The prosthetic space in resin-bonded FPDs is a significant factor to determine the treatment success. The distance should not be larger than 15mm, because the FPD would suffer a higher deflection and could fail5. A large prosthetic space in the mandible might increase the failure rate in 3 times5. In the present study, no case had a prosthetic space larger than 15 mm.

The use of additional polyethylene strips in the fabrication of the FPD and micro etching of the internal interface with aluminum oxide could also increase the resistance and mechanical adhesion with the composite resin, respectively12. In this study, the pontics were made in three forms: with natural extracted teeth, with acrylic resin teeth and using composite resin. When acrylic resin teeth were used, the polyethylene fiber was moistened using the acrylic monomer to increase bonding and resistance to fracture15. The use of natural extracted teeth is an alternative to be employed with good esthetic and functional results2. The limitation of this technique is the availability of intact natural teeth. In six cases the lost teeth were replaced using composite resin pontics, which also offers good esthetic results, through the ideal stratification of the natural colors of the tooth, combining different resin shades and viscosities12.

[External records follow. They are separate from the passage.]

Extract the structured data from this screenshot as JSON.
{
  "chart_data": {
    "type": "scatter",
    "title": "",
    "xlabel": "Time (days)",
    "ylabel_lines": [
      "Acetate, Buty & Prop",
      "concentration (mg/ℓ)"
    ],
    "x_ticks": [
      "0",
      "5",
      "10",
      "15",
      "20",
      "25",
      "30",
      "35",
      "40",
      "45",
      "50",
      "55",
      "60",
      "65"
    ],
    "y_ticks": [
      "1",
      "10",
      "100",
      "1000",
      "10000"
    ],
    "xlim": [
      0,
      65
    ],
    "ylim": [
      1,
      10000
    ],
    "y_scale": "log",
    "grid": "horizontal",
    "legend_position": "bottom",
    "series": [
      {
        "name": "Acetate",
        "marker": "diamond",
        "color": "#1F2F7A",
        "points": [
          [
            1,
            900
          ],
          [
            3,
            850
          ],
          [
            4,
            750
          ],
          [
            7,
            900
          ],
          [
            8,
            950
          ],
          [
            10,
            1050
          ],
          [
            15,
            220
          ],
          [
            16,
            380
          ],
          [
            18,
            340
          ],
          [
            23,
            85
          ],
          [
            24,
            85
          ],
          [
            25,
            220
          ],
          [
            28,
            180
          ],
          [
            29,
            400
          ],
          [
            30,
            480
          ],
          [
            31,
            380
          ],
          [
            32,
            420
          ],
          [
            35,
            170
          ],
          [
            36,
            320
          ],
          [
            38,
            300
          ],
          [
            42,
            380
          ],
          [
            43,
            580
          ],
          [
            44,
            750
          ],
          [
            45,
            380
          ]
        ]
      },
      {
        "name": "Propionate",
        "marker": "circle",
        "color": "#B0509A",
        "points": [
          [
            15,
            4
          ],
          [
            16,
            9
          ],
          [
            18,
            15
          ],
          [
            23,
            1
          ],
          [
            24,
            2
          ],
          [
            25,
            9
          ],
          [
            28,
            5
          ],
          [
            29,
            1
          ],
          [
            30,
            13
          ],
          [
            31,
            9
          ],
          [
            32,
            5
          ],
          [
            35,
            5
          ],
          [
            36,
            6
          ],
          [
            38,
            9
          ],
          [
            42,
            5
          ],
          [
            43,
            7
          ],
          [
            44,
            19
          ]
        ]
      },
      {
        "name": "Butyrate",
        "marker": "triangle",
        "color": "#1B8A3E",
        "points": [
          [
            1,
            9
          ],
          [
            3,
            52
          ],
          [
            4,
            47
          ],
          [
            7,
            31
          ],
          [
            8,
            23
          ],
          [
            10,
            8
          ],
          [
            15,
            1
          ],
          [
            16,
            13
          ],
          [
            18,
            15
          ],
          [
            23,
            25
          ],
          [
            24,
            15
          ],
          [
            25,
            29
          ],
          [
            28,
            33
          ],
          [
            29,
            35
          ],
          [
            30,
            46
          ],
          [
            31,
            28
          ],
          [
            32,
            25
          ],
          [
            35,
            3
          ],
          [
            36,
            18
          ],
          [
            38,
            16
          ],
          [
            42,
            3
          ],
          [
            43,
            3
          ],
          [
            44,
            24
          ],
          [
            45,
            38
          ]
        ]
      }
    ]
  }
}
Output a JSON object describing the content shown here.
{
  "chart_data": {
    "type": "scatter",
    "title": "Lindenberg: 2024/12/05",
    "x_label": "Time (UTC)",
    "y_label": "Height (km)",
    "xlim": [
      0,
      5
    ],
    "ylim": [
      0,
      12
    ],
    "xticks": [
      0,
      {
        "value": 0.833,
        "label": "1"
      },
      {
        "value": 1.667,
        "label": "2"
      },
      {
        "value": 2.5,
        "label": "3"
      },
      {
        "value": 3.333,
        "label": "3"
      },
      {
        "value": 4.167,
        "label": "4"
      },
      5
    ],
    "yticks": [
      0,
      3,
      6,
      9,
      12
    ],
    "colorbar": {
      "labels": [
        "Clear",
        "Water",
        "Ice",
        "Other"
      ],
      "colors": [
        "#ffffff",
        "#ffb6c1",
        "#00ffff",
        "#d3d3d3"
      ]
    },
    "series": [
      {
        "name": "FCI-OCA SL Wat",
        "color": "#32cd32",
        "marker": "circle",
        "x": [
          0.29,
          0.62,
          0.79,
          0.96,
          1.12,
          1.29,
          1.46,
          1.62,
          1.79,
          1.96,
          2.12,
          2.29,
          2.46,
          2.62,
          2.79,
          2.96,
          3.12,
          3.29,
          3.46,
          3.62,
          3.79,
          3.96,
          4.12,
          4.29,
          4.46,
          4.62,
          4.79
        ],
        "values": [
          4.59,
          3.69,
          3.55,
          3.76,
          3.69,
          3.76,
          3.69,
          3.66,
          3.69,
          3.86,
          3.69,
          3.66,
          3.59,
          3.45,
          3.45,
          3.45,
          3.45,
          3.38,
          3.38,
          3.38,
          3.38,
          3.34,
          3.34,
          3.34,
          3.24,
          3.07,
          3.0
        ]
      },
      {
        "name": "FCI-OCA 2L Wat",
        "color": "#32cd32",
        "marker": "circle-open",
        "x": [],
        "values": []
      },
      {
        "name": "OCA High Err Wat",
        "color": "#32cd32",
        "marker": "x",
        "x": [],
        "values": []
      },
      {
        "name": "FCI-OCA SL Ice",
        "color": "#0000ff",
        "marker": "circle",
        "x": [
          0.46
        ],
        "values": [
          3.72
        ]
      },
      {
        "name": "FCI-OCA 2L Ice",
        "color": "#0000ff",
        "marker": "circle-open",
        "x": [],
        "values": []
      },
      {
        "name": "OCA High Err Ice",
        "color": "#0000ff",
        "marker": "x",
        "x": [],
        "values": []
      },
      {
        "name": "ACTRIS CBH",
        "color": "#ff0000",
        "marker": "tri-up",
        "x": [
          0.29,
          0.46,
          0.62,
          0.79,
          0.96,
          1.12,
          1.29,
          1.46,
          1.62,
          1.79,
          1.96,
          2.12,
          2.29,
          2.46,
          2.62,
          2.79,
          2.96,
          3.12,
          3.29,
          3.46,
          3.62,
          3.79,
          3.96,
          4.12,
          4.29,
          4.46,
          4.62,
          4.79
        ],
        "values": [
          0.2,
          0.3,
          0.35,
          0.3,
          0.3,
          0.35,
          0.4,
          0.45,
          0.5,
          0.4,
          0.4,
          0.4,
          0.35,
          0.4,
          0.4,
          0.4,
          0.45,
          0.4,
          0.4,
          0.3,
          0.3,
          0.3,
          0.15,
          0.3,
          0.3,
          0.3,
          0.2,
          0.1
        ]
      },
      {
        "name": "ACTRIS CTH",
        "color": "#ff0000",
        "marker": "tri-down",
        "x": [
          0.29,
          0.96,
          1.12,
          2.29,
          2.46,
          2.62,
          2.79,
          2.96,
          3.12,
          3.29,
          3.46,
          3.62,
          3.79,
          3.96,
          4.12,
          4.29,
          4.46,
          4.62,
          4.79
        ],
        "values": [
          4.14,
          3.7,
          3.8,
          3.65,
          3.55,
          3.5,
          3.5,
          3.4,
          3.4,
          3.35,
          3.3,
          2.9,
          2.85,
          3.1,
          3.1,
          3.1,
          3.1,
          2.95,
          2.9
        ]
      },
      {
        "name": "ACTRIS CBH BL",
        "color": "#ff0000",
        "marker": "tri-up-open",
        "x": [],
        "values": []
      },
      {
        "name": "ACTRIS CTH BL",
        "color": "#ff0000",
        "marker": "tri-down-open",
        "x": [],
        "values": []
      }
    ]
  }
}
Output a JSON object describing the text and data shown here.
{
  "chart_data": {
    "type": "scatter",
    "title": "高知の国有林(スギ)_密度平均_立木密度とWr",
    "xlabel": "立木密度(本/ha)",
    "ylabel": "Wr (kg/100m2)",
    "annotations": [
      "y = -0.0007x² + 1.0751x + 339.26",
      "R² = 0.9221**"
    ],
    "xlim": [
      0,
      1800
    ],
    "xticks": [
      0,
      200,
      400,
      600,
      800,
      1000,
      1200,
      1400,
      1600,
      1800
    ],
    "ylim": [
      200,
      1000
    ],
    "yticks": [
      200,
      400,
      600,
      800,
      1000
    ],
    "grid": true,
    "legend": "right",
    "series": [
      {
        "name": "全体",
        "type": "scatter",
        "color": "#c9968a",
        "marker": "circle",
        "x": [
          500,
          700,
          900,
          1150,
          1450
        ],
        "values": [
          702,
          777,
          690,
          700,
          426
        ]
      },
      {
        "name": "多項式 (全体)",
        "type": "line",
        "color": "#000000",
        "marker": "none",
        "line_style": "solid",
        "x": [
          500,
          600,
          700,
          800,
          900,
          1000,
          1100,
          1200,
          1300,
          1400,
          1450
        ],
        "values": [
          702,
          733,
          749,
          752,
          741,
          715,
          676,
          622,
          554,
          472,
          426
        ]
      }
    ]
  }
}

Nowadays, laboratory-processed fiber-reinforced resins for FPDs are available for clinicians, enhancing the flexural resistance of restorations14. However, these FDPs are more expensive than using direct composite.

The kind of treatment provided in this study has been considered long term provisional treatment. The results of this preliminary retrospective preliminary study suggest that polyethylene fiber-reinforced composite FPDs could be a functional and esthetic alternative to replace a lost tooth. However, long term longitudinal studies with higher number of FPDs evaluated should be conducted to confirm the preliminary findings reported in this study.